Ensure you can make essential journeys
While more of us are now working from home, there will still be essential journeys, such as going to medical appointments, buying groceries or visiting vulnerable relatives to help with their care needs. If you depend on your car for these trips or travel for work, it’s important to stay up-to-date with payments such as insurance and registration. If you’re able to use an alternative mode of transport that’s cheaper than running a car, such as walking or cycling, it’s worth considering how much you could save by doing so, and if that money could be better spent elsewhere.
Stay on top of credit card payments and personal loans
When finances are stretched, it’s best to pay loans that aren’t due only once your essential expenses are covered. However, personal loans and credit cards often have higher interest rates, so letting them go unpaid means more interest in the long term. If you’re struggling, contact each lender as soon as possible and talk through your options.
Don’t forget your tax commitments
If you still have employment, you probably don’t have to worry about tax, as your employer will likely be taking it out for you. However, if you are self-employed or a contractor it can be all too easy to neglect to put your tax money aside when your finances are stretched.

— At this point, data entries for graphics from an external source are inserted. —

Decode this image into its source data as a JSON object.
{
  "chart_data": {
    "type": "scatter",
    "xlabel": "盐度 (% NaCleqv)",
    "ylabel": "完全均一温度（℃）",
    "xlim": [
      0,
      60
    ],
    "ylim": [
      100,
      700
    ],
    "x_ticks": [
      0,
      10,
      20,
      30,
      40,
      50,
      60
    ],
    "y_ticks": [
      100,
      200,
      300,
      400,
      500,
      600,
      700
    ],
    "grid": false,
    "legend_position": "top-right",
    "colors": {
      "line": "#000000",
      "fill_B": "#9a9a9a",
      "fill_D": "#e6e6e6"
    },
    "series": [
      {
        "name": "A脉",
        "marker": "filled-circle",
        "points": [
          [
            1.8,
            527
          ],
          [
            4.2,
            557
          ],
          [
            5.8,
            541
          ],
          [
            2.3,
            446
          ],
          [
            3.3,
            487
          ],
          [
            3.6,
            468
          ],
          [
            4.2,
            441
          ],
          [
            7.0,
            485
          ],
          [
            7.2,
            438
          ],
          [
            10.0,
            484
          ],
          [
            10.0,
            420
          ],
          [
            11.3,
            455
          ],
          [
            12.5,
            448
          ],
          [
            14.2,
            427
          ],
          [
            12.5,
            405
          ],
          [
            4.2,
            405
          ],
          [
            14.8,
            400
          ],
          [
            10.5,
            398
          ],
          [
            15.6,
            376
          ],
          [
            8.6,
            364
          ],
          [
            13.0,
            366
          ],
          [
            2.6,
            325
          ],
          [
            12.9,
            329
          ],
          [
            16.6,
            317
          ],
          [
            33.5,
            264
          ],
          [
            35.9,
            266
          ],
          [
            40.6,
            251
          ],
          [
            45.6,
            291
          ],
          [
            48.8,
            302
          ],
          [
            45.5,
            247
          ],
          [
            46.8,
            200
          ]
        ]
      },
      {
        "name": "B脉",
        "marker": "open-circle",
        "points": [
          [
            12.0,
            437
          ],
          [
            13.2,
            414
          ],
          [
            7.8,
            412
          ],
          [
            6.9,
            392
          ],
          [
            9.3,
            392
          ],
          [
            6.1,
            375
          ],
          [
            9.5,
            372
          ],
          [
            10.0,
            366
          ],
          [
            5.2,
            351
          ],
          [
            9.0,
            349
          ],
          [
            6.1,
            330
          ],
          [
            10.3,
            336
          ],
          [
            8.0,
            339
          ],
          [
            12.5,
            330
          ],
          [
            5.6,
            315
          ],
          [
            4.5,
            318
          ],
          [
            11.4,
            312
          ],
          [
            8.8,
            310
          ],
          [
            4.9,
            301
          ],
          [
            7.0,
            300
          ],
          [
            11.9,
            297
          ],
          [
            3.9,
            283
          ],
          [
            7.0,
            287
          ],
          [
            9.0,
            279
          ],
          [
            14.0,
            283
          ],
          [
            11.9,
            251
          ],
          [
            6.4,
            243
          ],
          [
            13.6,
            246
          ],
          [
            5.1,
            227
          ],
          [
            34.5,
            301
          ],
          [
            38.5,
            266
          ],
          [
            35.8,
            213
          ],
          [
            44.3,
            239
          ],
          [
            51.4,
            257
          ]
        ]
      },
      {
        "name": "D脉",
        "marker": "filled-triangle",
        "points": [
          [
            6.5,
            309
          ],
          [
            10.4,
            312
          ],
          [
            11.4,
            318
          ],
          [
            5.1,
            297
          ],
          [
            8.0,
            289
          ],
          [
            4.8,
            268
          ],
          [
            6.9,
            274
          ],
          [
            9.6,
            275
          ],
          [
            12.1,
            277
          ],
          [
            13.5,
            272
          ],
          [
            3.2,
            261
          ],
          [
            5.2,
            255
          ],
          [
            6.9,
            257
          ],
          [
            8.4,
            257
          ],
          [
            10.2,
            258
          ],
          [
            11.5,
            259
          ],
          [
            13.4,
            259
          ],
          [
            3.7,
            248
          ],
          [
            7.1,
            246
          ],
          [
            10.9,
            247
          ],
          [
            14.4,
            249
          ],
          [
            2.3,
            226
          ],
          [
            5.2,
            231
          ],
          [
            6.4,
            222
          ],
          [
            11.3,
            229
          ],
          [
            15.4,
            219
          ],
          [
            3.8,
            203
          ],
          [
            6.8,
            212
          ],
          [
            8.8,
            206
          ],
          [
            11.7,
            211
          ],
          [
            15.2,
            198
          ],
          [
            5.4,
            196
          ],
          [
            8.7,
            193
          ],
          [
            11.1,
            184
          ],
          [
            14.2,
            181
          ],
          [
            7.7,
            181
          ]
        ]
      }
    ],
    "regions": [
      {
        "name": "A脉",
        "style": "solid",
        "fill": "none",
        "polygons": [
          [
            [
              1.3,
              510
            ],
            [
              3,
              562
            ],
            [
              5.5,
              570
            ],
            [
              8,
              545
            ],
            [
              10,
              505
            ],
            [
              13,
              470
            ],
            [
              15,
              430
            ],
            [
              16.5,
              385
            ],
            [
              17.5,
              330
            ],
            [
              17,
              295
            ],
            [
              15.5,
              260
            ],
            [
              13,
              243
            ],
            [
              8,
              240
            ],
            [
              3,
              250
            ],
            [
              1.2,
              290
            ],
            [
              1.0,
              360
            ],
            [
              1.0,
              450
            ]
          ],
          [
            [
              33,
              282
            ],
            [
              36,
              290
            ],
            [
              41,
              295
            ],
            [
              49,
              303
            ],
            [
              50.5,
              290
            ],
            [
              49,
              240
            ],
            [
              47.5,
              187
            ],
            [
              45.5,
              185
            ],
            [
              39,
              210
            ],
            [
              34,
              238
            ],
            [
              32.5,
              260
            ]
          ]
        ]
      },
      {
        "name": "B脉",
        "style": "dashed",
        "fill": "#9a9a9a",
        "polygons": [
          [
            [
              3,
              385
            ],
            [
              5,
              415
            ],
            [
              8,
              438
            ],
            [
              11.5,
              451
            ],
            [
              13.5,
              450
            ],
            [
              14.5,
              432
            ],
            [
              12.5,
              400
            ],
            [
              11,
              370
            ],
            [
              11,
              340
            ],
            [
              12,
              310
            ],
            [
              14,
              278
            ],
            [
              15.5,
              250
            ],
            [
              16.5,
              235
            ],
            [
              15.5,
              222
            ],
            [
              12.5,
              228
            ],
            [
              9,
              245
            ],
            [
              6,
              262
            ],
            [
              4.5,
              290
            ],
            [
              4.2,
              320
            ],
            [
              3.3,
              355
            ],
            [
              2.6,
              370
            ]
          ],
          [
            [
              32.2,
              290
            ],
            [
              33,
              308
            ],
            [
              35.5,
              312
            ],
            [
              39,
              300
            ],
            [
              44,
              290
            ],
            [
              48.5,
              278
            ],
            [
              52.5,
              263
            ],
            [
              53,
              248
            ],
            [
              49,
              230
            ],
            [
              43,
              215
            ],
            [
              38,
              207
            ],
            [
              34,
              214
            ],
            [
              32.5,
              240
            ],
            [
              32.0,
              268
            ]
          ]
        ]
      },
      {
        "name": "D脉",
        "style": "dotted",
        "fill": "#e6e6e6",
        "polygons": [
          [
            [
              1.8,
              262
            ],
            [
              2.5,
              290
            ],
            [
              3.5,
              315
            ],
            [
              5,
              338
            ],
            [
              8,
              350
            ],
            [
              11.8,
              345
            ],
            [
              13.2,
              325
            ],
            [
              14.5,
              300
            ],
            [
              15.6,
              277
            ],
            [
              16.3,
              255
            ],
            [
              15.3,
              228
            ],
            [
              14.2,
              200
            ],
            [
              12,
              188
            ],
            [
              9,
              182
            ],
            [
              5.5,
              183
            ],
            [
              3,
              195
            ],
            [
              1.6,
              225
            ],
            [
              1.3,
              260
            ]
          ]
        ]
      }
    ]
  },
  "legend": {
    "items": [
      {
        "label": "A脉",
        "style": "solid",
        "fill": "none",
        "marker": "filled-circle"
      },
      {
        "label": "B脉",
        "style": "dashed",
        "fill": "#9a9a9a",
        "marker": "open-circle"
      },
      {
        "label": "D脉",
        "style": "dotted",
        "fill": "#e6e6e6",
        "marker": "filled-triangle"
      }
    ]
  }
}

Try to keep putting that money aside – ideally in a separate, dedicated tax account. If you are having difficulties, check out the information on the ATO’s COVID-19 resources page or speak with your accountant.
If you are receiving the JobKeeper payment and are not having tax taken out by your employer, remember that the $1500 per fortnight payment is before tax so you will need to pay tax on these payments come tax time. Check out the ATO’s JobKeeper page for more information.
Playing catch up with unpaid bills
For many people struggling financially during the COVID-19 pandemic, delaying regular payments and debts may be unavoidable. However, it’s important to remember that you’ll still have to pay back your debts in the long-term, possibly with additional interest due to the interest being capitalised. Paying at least the minimum on all financial obligations, and more where you can, will help you get back on track sooner.
For more information, check out the Australian government’s official COVID-19 business and financial support website.
Disclaimer: The information contained in this article is general in nature and does not take into account your personal objectives, financial situation or needs. Therefore, you should consider whether the information is appropriate to your circumstance before acting on it, and where appropriate, seek professional advice from a finance professional such as an adviser or an accountant.